When Nico Pimentel leads clients step-by-step down what he calls the innovation path, they're never sure exactly where they'll end up because it probably hasn't been invented yet.
If you're Nike Argentina, the journey's end is seeing your new Air Max shoe float and fly through the air in a Nike Air Show. For PepsiCo, it's a unique vending machine that appears to manufacture Lay's potato chips before your eyes after a real potato is dropped in the coin slot.
The former BBDO Argentina director of integrated communications started +Castro two years ago in Buenos Aires as an "innovation house" to focus on creating and implementing big ideas. That often involves inventing the technology behind the ideas, too.
"For us the word innovation means to put creativity where not a lot of people would," Mr. Pimentel said. "To come up with new product ideas, we do consumer experiments. We're really flexible, and are very different for different clients."
His eight-person company also experiments with people. You won't find traditional creative teams at +Castro. For one project, he paired an engineer/art director with an architect.
For Nike Air Show, Air Max shoes appeared to levitate almost two inches off the ground. Players blew on a microphone at the Nike store in Buenos Aires or in their computers at home to make the floating shoes race along a real track at the store. Later, +Castro worked with BBDO Argentina on an "inter Twitter race' run alongside Nike's 10K race in Buenos Aires. The virtual race showed how many 'followers' competitors in the real world race had.
The Lay's vending machine, which appears to really manufacture Lay's potato chips but is actually showing a clever video of the process activated by a raw potato dropping in the coin slot, was such a hit that now Lay's marketing executives in other countries want one, too. The machine is used for sales promotion in supermarkets, to show how Lay's are made from real potatoes. Mr. Pimentel's client in Argentina is taking orders from his counterparts in Latin America and elsewhere for machines of their own, to be made by +Castro.
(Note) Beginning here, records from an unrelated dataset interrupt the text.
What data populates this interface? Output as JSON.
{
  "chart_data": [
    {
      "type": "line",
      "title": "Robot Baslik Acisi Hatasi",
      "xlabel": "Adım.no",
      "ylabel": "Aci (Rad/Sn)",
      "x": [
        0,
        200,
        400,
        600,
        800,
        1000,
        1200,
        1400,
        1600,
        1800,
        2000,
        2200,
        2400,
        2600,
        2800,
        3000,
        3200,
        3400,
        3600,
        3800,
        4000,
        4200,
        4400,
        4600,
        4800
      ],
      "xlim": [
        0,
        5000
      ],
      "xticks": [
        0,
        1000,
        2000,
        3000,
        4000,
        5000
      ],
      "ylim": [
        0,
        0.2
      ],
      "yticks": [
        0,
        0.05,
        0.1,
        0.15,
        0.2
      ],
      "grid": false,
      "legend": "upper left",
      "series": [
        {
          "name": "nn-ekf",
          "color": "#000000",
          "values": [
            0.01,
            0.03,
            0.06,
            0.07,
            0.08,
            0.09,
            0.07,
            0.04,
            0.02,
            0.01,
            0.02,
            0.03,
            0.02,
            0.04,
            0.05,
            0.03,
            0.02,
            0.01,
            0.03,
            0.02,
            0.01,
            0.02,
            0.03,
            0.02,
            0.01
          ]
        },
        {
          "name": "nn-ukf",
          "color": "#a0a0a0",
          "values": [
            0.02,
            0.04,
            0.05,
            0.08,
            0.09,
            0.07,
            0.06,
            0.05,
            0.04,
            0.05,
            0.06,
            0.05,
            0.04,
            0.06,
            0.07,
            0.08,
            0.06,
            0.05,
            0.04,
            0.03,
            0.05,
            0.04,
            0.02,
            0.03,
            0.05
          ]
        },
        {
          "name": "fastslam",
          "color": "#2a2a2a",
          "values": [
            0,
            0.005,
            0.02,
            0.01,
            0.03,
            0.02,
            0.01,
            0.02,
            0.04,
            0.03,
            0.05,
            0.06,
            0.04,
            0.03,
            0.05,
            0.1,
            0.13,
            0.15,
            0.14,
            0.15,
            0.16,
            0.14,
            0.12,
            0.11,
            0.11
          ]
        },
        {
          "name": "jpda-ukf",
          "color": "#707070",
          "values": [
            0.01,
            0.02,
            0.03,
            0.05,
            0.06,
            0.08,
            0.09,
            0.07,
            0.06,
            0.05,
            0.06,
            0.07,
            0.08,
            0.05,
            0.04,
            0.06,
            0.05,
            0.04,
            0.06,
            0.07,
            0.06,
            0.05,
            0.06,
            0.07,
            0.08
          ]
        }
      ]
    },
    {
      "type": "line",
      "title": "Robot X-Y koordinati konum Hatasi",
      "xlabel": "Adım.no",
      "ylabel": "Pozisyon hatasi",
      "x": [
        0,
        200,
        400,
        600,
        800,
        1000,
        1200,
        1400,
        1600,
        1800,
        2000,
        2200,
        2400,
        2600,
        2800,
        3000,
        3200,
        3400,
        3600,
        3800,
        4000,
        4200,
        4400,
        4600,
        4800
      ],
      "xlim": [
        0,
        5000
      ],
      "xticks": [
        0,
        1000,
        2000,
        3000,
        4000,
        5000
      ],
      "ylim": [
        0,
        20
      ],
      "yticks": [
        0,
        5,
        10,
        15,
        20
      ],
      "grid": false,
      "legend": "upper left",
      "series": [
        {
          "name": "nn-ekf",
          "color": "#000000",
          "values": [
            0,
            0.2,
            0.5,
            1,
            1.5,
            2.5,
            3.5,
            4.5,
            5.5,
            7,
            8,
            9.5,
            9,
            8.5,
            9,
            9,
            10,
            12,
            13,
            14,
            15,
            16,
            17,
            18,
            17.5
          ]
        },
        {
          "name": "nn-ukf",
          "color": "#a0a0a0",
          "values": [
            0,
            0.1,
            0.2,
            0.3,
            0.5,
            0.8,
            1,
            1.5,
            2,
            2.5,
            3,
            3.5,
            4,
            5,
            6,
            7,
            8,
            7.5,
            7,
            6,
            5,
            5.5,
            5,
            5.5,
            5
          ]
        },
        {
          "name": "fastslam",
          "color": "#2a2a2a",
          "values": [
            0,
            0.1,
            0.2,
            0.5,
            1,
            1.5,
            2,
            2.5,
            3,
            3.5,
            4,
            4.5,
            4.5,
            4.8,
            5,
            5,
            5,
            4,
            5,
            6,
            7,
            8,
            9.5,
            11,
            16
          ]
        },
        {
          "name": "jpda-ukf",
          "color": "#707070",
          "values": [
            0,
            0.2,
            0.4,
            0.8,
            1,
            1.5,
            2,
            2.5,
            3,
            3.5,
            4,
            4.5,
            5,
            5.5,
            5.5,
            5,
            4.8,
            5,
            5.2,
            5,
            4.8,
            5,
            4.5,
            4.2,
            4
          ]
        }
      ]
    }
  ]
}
Mr. Pimentel is also working on how to take Pepsi's local healthy snack brand Twistos international, and creating digital tools for soccer fans for a soccer platform Gillette will launch.
"A lot of people talk about innovation, but not a lot of them have the guts," he said. "When you innovate, it's all about uncertainty. You don't know exactly how you're going to make the (Nike) shoe fly. So the most important thing is trust."
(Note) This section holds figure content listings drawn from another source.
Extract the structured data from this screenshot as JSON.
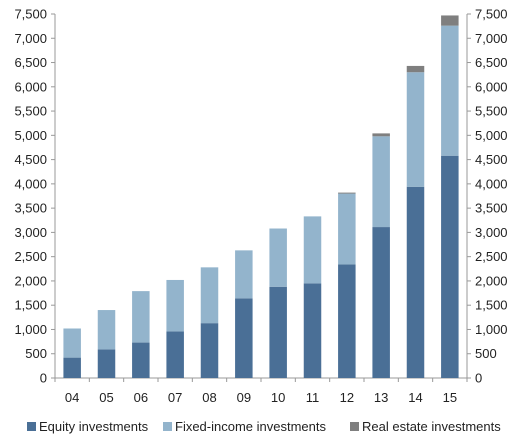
{
  "chart_data": {
    "type": "bar",
    "stacked": true,
    "categories": [
      "04",
      "05",
      "06",
      "07",
      "08",
      "09",
      "10",
      "11",
      "12",
      "13",
      "14",
      "15"
    ],
    "series": [
      {
        "name": "Equity investments",
        "color": "#4a6f96",
        "values": [
          420,
          590,
          730,
          960,
          1130,
          1640,
          1880,
          1950,
          2340,
          3110,
          3940,
          4580
        ]
      },
      {
        "name": "Fixed-income investments",
        "color": "#93b4cc",
        "values": [
          600,
          810,
          1060,
          1060,
          1150,
          990,
          1200,
          1380,
          1460,
          1870,
          2360,
          2680
        ]
      },
      {
        "name": "Real estate investments",
        "color": "#7f7f7f",
        "values": [
          0,
          0,
          0,
          0,
          0,
          0,
          0,
          0,
          20,
          60,
          130,
          210
        ]
      }
    ],
    "ylim": [
      0,
      7500
    ],
    "yticks": [
      0,
      500,
      1000,
      1500,
      2000,
      2500,
      3000,
      3500,
      4000,
      4500,
      5000,
      5500,
      6000,
      6500,
      7000,
      7500
    ],
    "ytick_labels": [
      "0",
      "500",
      "1,000",
      "1,500",
      "2,000",
      "2,500",
      "3,000",
      "3,500",
      "4,000",
      "4,500",
      "5,000",
      "5,500",
      "6,000",
      "6,500",
      "7,000",
      "7,500"
    ],
    "dual_y_axis": true,
    "grid": false,
    "legend": "bottom",
    "axis_color": "#999999",
    "text_color": "#222222"
  }
}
Mr. Pimentel has a gift for establishing rapport and trust with major marketers at a senior level.
"Nico has a unique blend that makes him a partner you want to have working on an innovation incubator (at Kraft)," said Maria Mujica, Latin America marketing director for gum and candy at Kraft, which is embarking on a multi-brand project with Mr. Pimentel. "He combines a strategic mind with very creative and fresh thinking, and a lot of streetwise resourcefulness."
The +Castro office, once a stable for horses and later a retail store, is an environment for inspiration. Electric sockets hang from the ceiling so desks and tables on wheels can be moved around, completely changing the space. One old vending machine is a coat closet and another has become the Vending Gallery, a small rotating art exhibition curated by a staffer and displayed in a vending machine. The current 'show' is Mr. Pimentel's own collection of 1980s Transformer toys.
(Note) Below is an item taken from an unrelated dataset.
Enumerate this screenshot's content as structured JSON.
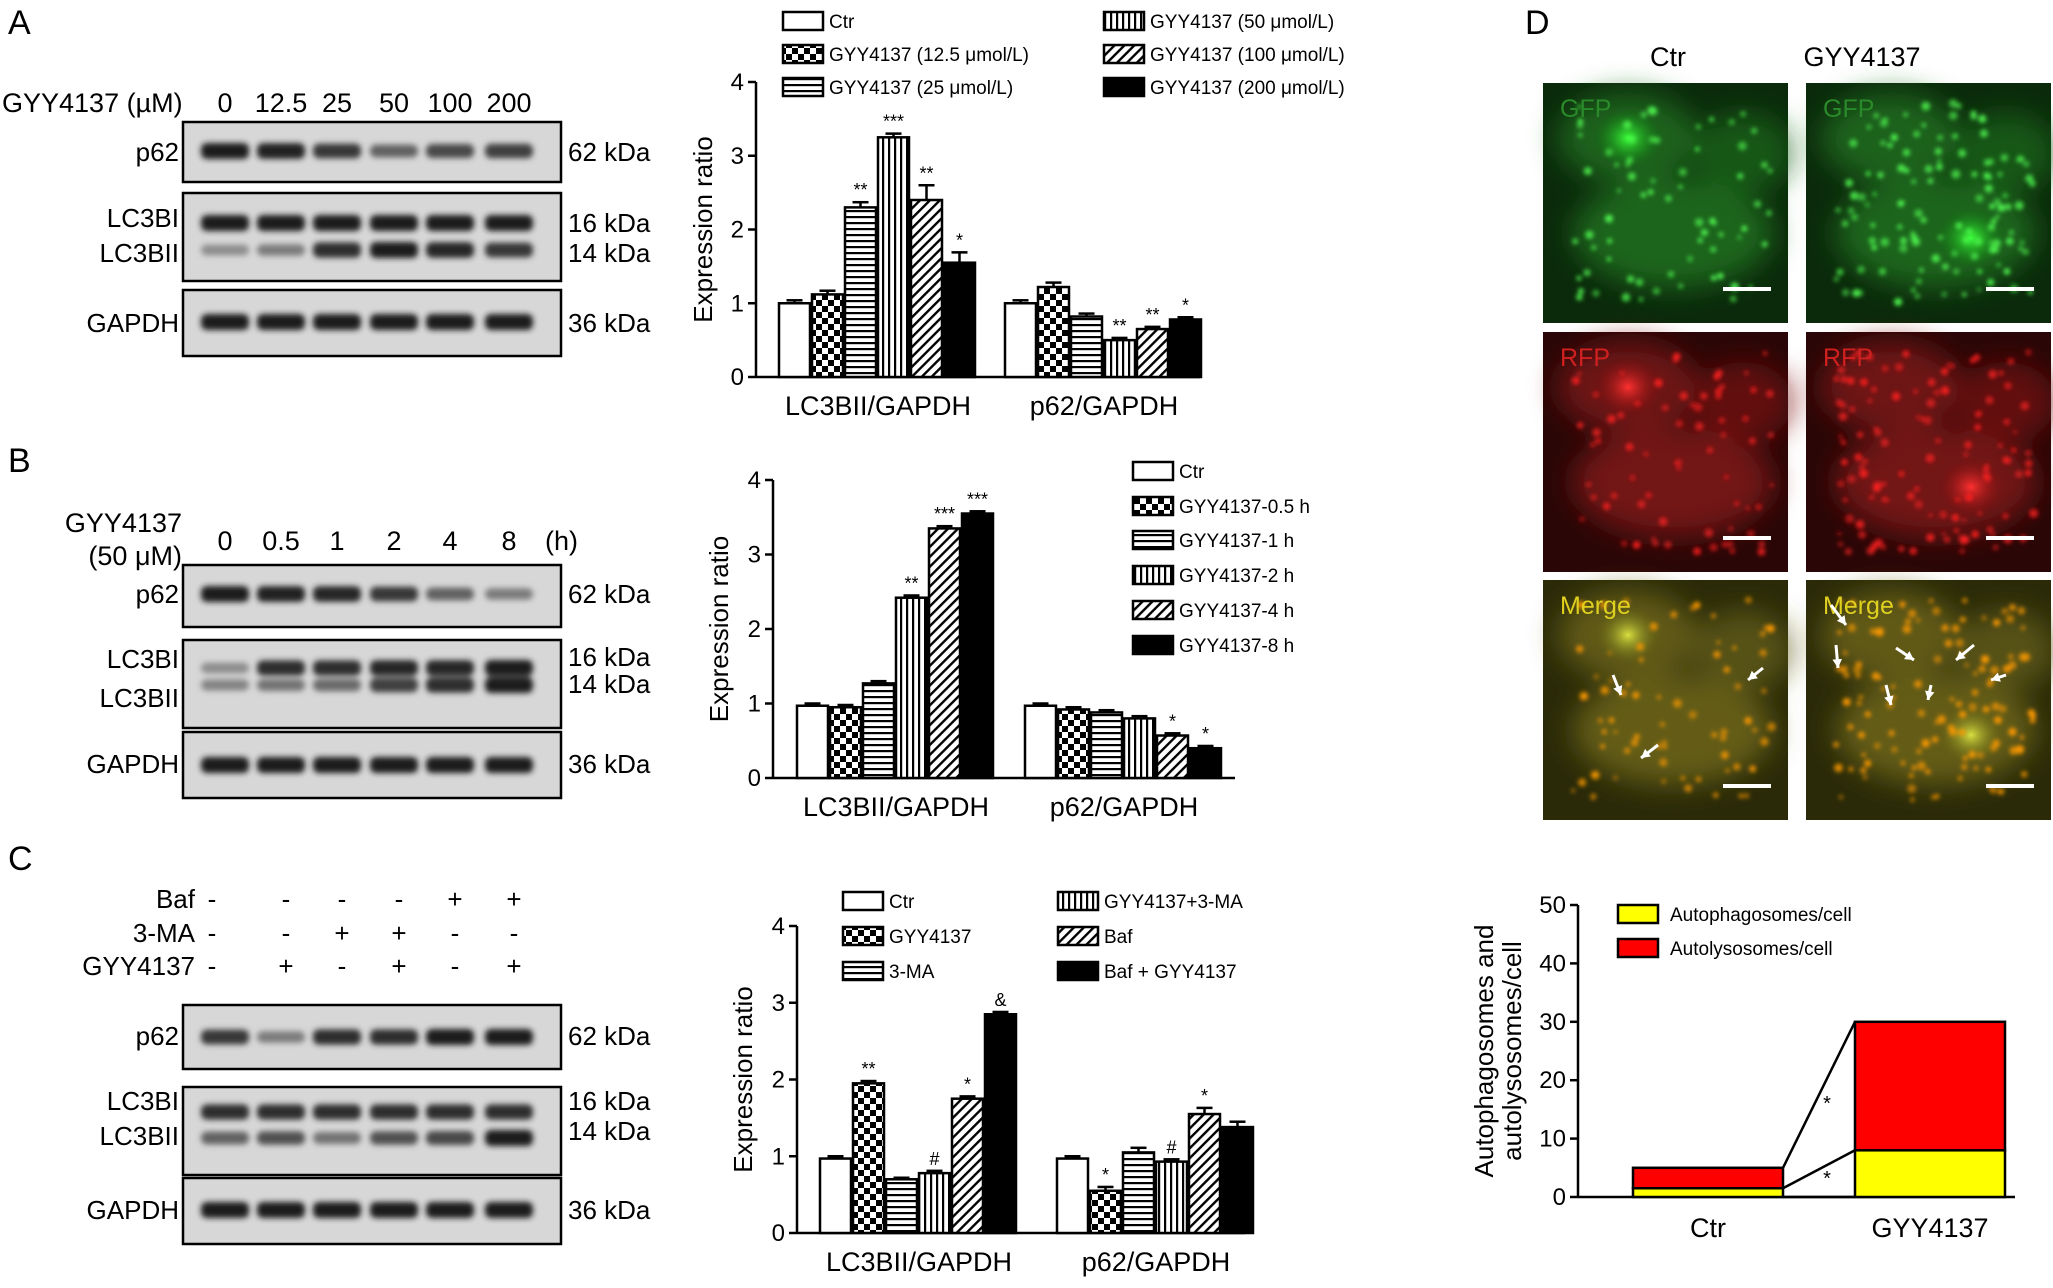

Mr. Pimentel created an opportunity out of a crisis in his own life, when a volcanic ash cloud from Chile closed the Buenos Aires airport as he was about to fly to France to be a judge at last year's Cannes Lions International Festival of Creativity.
"We made a decision not all people would have--let's go to Cannes by bus!" he said. (In fact, almost no one would have made that decision).
Luckily he was traveling with a friend, Natalia Rodoni, who was on the PR jury. Together they set off on the first leg of what turned out to be a four-day road trip, starting with an 18-hour bus ride to Argentina's border with Brazil. They turned the experience into a short, hilarious movie as enthusiastic followers of their saga at hashtag #rodmovie posted encouragement.
They've just entered that short film about their road trip to Cannes in the crisis management section of the PR Lions contest--at the Cannes festival.